Comment 27 Nick Lanham 2019-09-30 17:12:21 UTC
No it doesn't. So, the display plugged into the dock works, even after replug, but none of the usb stuff does, so no peripherals, and no sound.
Comment 28 Mika Westerberg 2019-09-30 17:50:53 UTC
What's the content of /sys/bus/thunderbolt/devices/domain0/security and does boltctl say it has authorized the device after replug?
Comment 29 Nick Lanham 2019-10-04 17:50:48 UTC
Ahh hah!

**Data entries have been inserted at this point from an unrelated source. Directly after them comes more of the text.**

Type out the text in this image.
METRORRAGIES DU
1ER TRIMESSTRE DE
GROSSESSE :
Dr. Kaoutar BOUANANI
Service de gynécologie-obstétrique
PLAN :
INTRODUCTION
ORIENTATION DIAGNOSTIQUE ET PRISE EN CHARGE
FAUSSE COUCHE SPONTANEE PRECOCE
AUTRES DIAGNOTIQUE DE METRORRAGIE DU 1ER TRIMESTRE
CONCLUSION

That might be the issue.  After doing a "boltctl authorize" on the device the usb all starts working :)

It does appear I have to do that every time I replug the device, since I also did a "boltctl enroll" on it.  I'll see if I need to mess with the udev rules to get this to happen automatically.

Thanks!
Comment 30 Andreas Lindhé 2019-12-16 19:41:56 UTC
I'm seconding Nick here. I'm on a Lenovo ThinkPad X1C with kernel 5.3.11-arch1-1 and am experiencing the same problems. Doing `boltclt authorize ...` works.